Block alignment of AAV genomic sequences. The complete sequences of AAV2, AAV3B, AAV4, and AAV6 and the partial sequence of AAV5 were aligned with the MACAW program. Segment pair overlap with a minimum segment pair score of 60 was used as a search method to define nucleotide blocks of local similarity. The aligned blocks were linked into the alignment (solid bars). To determine the start and end positions for the alignment of AAV5, the trs (50) were selected by sequence analogy. The scale of alignment is 5,000 nt. Nucleotide positions on the individual genomes are in relation to this scale. The panels show the alignment of AAV2, AAV3B, and AAV6 (A); the alignment of AAV2, AAV3B, AAV4, and AAV6 (B); and the alignment of AAV2, AAV3B, AAV4, AAV6, and AAV5 (C). The positions of the conserved genetic elements are marked, including the p5, p19, and p40 promoters (position of TATA boxes); the intron splice sites (GT/AG [arrows]); the polyadenylation signal (polyA); the translation start (up arrowheads) and stop (down arrowheads) sites for the Rep (Rep 78, 68, 52, and 40) and capsid (VP1 to VP3) proteins; and the terminal resolution site and its inverted counterpart (both marked trs). Note that all of the elements in panel A were within blocks defined by the program and that in panel B only the start of VP3 was excluded, while in panel C several were no longer in regions that met the criteria required for block selection [p5, p40, start Rep 78 and 68, stop Rep 78 and 52, start VP1 and VP3, the splice signals, and the poly(A) site]. Such positions were marked manually. Note that the p40 sites in panel C are located in stretches of high dissimilarity and were not aligned.

FIG. 4

Comparison of the left-sided ORFs of AAV. The left-sided ORFs of AAV were aligned with the MACAW program.
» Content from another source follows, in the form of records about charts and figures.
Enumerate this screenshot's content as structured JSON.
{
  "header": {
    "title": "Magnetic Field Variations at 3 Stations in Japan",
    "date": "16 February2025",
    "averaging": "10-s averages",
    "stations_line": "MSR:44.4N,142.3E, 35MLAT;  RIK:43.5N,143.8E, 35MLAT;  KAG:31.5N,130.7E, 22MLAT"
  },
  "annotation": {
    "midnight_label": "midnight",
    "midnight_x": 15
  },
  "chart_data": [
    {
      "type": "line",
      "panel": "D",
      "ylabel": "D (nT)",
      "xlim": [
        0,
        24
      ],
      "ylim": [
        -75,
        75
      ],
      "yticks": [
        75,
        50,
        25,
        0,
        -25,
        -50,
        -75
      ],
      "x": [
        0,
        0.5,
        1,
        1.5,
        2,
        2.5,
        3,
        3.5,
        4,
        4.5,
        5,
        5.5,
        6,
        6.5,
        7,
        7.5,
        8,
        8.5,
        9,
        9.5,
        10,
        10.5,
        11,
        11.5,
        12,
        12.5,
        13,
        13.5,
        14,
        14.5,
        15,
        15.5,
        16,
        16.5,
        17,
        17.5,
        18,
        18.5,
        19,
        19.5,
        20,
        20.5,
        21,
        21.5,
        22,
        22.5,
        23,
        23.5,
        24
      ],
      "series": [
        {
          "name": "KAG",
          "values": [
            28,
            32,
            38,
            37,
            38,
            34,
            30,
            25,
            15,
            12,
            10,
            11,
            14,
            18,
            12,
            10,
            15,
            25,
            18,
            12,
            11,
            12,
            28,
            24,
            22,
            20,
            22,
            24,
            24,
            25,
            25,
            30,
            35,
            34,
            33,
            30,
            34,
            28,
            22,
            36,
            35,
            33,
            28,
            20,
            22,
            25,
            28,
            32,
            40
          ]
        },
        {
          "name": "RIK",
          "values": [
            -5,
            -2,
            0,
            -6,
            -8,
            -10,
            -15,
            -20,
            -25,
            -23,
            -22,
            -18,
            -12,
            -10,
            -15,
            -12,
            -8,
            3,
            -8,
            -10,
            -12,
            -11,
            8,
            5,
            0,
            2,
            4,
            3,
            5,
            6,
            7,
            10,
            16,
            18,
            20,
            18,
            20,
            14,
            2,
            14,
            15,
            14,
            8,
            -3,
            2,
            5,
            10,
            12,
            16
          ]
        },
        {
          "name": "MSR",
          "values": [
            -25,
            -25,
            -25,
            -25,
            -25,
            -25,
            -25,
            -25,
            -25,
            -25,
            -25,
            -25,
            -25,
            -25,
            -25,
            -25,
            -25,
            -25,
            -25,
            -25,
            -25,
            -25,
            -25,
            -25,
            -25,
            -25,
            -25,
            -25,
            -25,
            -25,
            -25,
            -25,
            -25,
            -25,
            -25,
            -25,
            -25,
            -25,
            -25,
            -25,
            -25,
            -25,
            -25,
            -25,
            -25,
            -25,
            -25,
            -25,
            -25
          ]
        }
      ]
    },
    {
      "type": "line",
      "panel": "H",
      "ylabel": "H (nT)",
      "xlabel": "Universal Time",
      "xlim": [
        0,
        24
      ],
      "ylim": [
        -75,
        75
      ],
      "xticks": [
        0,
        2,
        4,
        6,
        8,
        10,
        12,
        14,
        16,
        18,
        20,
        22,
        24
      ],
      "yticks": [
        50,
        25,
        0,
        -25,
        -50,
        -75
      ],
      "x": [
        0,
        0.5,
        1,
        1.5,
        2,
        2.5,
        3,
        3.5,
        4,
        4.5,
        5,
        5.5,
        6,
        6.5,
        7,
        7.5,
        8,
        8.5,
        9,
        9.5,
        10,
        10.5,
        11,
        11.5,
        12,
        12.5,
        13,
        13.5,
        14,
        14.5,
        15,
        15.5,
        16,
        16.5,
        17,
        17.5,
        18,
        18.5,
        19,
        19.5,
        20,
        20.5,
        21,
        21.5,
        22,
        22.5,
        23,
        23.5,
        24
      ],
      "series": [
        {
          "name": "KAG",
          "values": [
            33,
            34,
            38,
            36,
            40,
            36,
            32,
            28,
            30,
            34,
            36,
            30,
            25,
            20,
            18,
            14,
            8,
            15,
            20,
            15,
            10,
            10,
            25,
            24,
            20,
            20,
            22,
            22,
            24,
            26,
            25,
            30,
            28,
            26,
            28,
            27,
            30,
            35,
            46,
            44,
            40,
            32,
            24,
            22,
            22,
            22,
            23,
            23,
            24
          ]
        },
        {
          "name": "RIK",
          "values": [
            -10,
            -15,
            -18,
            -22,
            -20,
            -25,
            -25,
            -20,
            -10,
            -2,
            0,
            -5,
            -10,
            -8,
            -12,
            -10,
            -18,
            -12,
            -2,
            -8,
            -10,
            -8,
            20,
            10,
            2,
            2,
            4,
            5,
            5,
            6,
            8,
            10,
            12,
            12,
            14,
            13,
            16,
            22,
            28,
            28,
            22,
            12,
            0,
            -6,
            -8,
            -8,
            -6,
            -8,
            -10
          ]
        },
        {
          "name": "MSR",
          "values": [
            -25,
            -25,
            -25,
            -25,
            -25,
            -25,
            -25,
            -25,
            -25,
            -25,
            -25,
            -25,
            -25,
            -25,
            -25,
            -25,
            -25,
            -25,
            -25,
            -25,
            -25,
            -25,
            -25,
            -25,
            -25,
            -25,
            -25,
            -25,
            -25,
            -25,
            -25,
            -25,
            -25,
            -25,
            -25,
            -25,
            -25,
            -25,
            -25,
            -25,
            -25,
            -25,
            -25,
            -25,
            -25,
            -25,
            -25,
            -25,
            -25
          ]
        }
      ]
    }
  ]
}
Segment pair overlap with a minimum segment pair score of 60 was used as a search method to define amino acid (aa) blocks of local similarity. The aligned blocks were linked and identical amino acid residues were shaded. Shown are alignments of AAV2, AAV3A, AAV3B, AAV4, and AAV6 (A) and AAV2, AAV3A, AAV3B, AAV4, AAV6, and AAV5 (B).

FIG. 5

Putative amino acid sequences of the Rep ORFs. The Rep ORFs of AAV2, AAV3A, AAV3B, AAV4, AAV6, and AAV5 were compared by using the MACAW alignment program. Identical amino acids are shown with white letters on a black background. Dashes indicate gaps in the sequence added by the alignment program. The putative ATP-binding site (ATP) and Zn fingers (three pairs of black dots above the sequences for all AAVs except AAV5, and two pairs of black triangles below the sequences for AAV5) are marked. ×, start of the two unspliced Rep proteins.

FIG. 6

Alignment of the right-sided cap ORFs of AAV. The right-sided ORFs of AAV were aligned with the MACAW program. Segment pair overlap with a minimum segment pair score of 60 was used as the search method to define amino acid blocks of local similarity. Identical amino acid residues are shown with white letters on a black background. VP1, VP2, and VP3 indicate the beginnings of the respective capsid proteins.